A photograph of Harlan sitting proudly with his kill, showing the majestic markhor with its symmetrical spiralling horns (which can grow to a length of 1.5m in some cases) angered many. The animal was shot dead during a tourist expedition to Gilgit-Baltistan, a northern Himalayan region in Pakistan.
Mr Harlan also said his visit to the country along others should boost tourism in the country, which has been ailing in the country since 9/11, according to local hunters in the region.
Bryan Kinsel Harlan, pictured here on a different hunt, reportedly paid the highest ever fee for a hunting permit in Pakistan. "I am pleased to take this trophy", he told Pakistani television.
"And as that happens, it reduces the poaching and - something that is often overlooked - the amount of wages that are brought to that hunt, the amount of food, and the amount of foreign investment", he added. I saved the markhors for the last'. Pakistani officials and conservation groups told the news outlet the hunts saved the animal from extinction.
Harlan's latest target was seen standing on a rock with a younger markhor when it suddenly leapt in the air after being struck by the Texas hunter's bullet.
The conservation group Green Global Travel said the markhor's progress is "one of the world's little-known conversation success stories".
A third said: "Why kill such a lovely animal?"

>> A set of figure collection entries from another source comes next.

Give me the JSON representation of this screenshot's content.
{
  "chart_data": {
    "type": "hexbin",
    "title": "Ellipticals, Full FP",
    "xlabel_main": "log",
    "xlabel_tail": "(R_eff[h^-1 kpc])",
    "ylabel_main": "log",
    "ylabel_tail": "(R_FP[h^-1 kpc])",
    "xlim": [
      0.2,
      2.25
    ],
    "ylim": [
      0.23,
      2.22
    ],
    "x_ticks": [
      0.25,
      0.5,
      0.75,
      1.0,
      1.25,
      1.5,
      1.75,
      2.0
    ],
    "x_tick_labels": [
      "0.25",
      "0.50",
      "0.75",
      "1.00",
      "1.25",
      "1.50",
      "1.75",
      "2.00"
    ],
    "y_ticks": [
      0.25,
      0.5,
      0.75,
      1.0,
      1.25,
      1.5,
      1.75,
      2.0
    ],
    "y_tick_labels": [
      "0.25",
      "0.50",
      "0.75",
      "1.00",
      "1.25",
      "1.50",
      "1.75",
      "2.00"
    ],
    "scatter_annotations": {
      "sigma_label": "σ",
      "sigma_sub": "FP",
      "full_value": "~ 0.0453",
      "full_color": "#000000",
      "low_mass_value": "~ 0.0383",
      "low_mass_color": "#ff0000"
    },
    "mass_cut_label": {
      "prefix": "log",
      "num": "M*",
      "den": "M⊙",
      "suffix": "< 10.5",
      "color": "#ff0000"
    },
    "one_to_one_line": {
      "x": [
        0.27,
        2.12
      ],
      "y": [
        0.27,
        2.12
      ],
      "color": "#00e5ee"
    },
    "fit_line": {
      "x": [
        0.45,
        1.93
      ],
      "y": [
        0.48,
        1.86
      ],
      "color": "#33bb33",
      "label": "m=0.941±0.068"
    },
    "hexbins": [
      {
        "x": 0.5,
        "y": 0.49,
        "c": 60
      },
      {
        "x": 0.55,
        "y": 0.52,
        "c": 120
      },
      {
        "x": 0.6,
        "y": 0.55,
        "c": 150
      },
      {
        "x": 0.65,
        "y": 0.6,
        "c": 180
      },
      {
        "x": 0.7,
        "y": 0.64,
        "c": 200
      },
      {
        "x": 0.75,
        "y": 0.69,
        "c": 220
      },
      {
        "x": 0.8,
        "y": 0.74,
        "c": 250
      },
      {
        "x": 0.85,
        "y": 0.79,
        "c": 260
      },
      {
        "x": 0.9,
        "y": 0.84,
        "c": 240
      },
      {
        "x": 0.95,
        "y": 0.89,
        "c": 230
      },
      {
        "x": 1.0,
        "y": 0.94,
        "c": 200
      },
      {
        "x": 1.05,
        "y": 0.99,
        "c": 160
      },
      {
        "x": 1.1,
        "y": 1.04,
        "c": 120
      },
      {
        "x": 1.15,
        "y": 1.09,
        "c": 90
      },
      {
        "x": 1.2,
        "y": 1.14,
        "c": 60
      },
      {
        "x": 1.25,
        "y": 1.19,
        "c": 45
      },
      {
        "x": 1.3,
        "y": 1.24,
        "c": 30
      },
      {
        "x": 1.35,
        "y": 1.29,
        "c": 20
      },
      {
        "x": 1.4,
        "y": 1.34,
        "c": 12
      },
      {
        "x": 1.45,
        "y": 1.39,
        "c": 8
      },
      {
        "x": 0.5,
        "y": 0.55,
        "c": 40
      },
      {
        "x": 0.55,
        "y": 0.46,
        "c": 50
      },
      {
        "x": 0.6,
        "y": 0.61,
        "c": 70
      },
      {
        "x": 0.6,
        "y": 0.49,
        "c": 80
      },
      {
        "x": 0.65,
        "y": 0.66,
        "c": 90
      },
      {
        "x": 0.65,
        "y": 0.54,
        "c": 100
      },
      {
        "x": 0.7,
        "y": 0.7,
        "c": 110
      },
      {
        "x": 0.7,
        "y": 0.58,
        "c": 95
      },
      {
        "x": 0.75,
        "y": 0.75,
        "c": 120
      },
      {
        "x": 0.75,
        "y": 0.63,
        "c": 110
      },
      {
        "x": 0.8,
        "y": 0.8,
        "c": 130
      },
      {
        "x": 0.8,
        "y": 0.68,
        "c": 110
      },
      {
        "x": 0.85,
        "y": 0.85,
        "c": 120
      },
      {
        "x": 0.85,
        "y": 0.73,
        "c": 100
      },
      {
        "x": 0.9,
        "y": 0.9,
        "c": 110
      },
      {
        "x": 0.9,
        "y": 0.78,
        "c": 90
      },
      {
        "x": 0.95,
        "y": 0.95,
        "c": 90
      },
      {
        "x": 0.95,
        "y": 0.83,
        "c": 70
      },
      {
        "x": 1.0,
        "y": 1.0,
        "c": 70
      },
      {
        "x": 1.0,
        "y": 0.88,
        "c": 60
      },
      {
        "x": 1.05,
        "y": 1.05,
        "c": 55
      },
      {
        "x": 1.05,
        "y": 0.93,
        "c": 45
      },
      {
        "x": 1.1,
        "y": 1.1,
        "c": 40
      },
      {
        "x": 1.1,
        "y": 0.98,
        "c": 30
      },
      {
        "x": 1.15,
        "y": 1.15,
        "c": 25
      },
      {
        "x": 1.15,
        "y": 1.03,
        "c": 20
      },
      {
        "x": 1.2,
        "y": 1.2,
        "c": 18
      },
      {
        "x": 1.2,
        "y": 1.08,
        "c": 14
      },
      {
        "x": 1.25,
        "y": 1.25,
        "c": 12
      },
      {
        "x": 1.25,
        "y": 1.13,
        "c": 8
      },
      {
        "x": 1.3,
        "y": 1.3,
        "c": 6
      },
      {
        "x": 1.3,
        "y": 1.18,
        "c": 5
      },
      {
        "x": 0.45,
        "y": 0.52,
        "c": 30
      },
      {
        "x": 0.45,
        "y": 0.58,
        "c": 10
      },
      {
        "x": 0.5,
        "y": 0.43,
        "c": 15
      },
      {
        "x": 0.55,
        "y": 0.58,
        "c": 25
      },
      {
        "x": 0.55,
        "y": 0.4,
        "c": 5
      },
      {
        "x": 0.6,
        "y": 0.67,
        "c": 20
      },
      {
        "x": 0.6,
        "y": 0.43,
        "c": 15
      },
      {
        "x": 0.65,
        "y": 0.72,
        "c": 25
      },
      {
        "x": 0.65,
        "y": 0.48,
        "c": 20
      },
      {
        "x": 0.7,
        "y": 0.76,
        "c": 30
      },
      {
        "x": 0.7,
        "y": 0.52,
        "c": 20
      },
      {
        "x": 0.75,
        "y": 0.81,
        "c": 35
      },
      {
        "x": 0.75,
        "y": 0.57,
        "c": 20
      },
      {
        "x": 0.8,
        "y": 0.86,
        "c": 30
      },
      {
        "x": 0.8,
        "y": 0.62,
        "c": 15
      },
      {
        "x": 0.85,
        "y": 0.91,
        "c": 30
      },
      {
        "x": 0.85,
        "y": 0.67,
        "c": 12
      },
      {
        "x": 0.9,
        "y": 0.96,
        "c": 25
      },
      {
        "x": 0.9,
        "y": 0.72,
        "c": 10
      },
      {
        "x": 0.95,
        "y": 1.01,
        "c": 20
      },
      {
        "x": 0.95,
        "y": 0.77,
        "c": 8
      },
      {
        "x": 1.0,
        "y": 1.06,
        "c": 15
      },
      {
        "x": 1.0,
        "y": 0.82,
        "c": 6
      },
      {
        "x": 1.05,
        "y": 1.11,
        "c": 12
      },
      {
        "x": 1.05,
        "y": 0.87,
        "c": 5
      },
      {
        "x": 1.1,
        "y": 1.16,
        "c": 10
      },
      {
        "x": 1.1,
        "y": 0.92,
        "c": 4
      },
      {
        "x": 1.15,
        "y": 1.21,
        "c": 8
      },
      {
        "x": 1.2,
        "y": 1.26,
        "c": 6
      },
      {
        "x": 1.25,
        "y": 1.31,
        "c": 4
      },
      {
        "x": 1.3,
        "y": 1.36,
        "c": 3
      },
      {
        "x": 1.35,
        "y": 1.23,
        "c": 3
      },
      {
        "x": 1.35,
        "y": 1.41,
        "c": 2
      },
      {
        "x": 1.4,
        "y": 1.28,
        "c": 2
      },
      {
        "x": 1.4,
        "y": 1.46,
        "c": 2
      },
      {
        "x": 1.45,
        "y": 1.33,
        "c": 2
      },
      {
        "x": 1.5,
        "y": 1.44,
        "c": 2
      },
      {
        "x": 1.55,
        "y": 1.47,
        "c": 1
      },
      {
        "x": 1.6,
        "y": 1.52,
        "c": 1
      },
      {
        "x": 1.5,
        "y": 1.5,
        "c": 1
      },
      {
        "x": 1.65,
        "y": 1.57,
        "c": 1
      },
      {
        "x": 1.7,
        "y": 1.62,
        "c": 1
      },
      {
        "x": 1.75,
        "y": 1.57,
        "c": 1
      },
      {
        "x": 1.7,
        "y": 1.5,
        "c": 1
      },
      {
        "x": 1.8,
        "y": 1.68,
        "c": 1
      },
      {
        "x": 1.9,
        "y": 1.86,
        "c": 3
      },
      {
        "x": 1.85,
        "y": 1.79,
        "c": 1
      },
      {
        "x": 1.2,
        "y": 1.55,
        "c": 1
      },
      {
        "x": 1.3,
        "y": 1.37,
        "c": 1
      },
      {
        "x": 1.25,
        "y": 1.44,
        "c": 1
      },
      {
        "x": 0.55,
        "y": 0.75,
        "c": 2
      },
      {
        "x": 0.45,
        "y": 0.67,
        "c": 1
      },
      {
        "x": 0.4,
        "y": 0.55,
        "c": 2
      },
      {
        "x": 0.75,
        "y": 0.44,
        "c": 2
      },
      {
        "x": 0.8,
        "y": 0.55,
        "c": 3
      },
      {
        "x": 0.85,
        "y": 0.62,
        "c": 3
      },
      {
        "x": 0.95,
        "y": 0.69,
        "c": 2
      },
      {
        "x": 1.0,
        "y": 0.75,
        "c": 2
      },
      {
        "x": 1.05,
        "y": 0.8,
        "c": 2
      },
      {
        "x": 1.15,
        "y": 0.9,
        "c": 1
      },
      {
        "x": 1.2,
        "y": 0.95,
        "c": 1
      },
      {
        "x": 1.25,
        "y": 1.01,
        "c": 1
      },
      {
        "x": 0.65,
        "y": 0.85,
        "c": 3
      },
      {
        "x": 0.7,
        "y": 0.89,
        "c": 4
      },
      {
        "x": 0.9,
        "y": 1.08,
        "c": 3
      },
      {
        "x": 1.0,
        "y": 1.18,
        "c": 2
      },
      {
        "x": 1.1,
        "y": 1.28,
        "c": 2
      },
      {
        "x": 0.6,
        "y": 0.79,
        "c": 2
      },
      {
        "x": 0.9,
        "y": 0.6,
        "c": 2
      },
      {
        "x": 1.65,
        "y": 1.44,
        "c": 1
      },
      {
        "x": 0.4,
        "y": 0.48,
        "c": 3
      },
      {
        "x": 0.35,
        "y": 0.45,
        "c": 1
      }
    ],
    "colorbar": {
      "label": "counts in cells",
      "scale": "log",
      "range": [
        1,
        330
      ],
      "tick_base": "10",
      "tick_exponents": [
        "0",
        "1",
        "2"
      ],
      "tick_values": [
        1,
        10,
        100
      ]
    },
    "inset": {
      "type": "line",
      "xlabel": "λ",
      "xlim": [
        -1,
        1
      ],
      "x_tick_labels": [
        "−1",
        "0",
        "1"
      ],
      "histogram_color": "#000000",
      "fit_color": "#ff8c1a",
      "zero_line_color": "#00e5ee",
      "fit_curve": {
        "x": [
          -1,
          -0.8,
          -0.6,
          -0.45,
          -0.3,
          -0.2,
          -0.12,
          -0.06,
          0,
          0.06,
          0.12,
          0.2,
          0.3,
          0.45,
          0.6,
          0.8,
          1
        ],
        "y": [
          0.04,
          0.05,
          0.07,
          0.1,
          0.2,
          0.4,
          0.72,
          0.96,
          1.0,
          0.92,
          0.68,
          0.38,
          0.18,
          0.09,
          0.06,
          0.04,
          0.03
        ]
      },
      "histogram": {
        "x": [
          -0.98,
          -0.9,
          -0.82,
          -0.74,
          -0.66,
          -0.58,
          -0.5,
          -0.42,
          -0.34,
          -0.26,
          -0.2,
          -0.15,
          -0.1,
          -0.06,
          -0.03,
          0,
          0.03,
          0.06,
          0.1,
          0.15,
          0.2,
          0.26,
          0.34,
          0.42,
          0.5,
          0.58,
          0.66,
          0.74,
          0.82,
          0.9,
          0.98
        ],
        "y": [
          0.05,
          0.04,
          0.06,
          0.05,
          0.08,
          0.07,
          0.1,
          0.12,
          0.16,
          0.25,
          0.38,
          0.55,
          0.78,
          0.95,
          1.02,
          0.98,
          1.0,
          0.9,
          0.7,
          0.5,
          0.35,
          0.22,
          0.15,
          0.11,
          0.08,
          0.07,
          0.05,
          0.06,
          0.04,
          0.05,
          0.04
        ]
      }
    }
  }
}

Classed as an endangered species until 2015, it is now considered "near-threatened" by the International Union for Conservation of Nature after its numbers began to increase.
Texas big game hunter paid Pakistan $110K to kill rare Himalayan screw-horn goat
Pakistani authorities claim that 80% of $110,000 fee goes back to the community while the remaining will go to wildlife agencies, as reported by the Washington Post. They can be found in northern Pakistan.
To stop the precipitous population decline, Pakistan banned all local hunting, but continues to allow foreigners to hunt no more than 12 male goats per season in "community conservation areas".
'This is not just about hunting, ' Ullah said.
In the YouTube video, Harlan remarks that Pakistan is a handsome country that more people should visit.
'You're missing out, ' he says.
Harlan, a founding partner of Plano-based Benchmark Mortgage, has not spoken publicly about the hunts when contacted by USA media outlets.
According to his LinkedIn profile, Harlan earned an MBA in finance from Dallas Baptist University in 2004 after graduating from Texas Christian University in 1997 with a degree in finance and psychology.